In an interview with ITV as part of its Acting PM podcast, Ms Rudd also expressed regret that the Tory Party no longer seemed to be a “welcoming place for Conservatives who are pro-Europeans”.

On what she would do with the Cabinet, she replied: “I'd fire all the men. I've decided I would have an all-female Cabinet. It's about time that we addressed the balance.

“There's been so many all-male Cabinets, although the last one was in 1992, but it still feels quite recent to me that still there's an issue with women getting into Cabinet. The current rate is just under 25% with David Frost's elevation…”

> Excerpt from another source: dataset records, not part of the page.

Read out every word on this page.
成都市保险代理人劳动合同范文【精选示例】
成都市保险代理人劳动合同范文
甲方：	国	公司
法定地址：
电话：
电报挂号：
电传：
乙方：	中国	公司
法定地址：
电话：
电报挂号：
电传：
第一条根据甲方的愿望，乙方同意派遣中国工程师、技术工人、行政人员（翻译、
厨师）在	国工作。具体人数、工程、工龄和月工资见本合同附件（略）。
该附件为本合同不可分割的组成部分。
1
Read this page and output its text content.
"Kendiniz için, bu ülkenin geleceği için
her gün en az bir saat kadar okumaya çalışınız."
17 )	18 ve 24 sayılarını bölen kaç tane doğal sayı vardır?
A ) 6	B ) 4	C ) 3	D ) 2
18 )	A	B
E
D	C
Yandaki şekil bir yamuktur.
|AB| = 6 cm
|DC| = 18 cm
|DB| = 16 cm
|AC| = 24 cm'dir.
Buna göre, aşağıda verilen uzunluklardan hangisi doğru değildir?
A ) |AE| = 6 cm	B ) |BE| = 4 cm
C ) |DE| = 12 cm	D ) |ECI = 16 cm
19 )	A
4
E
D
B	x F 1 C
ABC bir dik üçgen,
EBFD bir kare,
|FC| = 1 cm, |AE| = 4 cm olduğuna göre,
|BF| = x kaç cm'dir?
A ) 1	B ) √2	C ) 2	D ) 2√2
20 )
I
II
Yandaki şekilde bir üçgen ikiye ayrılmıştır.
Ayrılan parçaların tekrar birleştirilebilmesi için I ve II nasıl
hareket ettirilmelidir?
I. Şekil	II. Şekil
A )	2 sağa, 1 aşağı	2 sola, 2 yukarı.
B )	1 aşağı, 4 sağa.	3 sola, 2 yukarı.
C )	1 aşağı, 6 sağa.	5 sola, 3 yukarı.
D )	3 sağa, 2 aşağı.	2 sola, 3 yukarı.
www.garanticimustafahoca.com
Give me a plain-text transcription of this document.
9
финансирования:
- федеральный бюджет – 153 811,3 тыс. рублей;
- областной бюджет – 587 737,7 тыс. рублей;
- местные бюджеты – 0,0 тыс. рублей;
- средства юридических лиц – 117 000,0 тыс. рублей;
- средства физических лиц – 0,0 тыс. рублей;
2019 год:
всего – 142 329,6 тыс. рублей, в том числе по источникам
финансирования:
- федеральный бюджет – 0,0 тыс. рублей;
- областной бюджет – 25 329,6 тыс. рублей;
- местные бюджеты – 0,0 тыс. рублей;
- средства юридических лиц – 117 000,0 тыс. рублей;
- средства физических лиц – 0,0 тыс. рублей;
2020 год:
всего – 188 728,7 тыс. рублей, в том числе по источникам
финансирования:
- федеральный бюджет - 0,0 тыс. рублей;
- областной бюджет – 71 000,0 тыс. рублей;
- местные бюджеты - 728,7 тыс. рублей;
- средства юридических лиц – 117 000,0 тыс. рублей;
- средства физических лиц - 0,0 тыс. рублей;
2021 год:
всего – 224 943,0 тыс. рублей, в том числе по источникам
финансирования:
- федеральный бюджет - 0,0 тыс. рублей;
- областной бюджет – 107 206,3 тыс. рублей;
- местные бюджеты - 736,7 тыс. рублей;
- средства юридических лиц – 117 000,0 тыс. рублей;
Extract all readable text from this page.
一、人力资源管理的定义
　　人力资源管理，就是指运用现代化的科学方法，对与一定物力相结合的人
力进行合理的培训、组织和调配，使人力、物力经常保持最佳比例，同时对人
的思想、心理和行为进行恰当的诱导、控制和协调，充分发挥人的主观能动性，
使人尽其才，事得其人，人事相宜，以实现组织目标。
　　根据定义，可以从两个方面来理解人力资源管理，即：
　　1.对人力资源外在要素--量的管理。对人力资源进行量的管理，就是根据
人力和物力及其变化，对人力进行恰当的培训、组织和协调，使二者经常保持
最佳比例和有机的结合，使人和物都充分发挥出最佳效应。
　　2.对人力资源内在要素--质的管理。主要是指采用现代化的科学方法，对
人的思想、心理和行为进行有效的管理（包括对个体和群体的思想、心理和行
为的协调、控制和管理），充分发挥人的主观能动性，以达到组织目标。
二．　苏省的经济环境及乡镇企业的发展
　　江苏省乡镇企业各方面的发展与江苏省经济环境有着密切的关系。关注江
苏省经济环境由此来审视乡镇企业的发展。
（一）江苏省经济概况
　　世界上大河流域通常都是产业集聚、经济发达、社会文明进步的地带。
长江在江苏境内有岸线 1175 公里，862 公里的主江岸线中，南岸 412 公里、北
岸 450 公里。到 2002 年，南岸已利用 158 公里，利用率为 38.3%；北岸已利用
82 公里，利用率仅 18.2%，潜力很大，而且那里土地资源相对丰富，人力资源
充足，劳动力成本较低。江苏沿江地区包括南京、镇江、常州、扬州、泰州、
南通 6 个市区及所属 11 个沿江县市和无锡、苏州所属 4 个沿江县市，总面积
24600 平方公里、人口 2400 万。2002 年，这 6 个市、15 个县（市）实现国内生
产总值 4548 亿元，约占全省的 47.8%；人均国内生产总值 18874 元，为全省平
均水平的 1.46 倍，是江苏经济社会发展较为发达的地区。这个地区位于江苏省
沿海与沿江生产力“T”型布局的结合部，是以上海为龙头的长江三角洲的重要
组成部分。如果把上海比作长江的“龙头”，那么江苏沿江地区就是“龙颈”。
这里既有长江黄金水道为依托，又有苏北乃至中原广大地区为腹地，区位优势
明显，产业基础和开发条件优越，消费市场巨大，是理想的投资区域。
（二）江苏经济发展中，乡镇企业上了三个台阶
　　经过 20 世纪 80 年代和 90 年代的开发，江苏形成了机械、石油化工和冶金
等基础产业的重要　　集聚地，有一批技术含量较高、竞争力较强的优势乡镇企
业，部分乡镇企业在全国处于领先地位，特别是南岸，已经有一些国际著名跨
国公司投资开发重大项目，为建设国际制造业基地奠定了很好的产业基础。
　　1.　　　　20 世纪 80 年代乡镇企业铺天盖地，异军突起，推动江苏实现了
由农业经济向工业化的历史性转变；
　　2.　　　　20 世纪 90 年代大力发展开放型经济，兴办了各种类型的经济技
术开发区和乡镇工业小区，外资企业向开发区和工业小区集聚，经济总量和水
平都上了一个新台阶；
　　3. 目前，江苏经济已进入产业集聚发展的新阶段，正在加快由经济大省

Ms Rudd said the Cabinet still felt “very much a boys club,” whereby women were overlooked. “The point is representation leads to policy changes; with an all-female Cabinet, we would address a lot of the issues that are being neglected at the moment.”

She claimed the evidence was that women, in general, tended to “work more consensually, more in coalition,” stressing: “So we'd have the first, all-female Cabinet under a female prime minister.”

The former Cabinet minister also bemoaned how there was now “no place for pro-European Conservatives” in her party.

“I know people who want to get selected for a seat have to show real Brexit enthusiasm to do so. That's a loss because there's a legitimate Conservative position, which is pro-European, not trying to get back into the EU, but fundamentally pro-European.

“And those people are not going to be part of the MP selection process in the future. Obviously, there are some of my former colleagues who are, and who've managed to stay and that's great, but it's quite different to having those views and staying as an MP to getting selected as an MP,” argued Ms Rudd.

She added: “I regret the fact the Conservative Party doesn't seem to be a welcoming place for Conservatives, who are pro-Europeans.”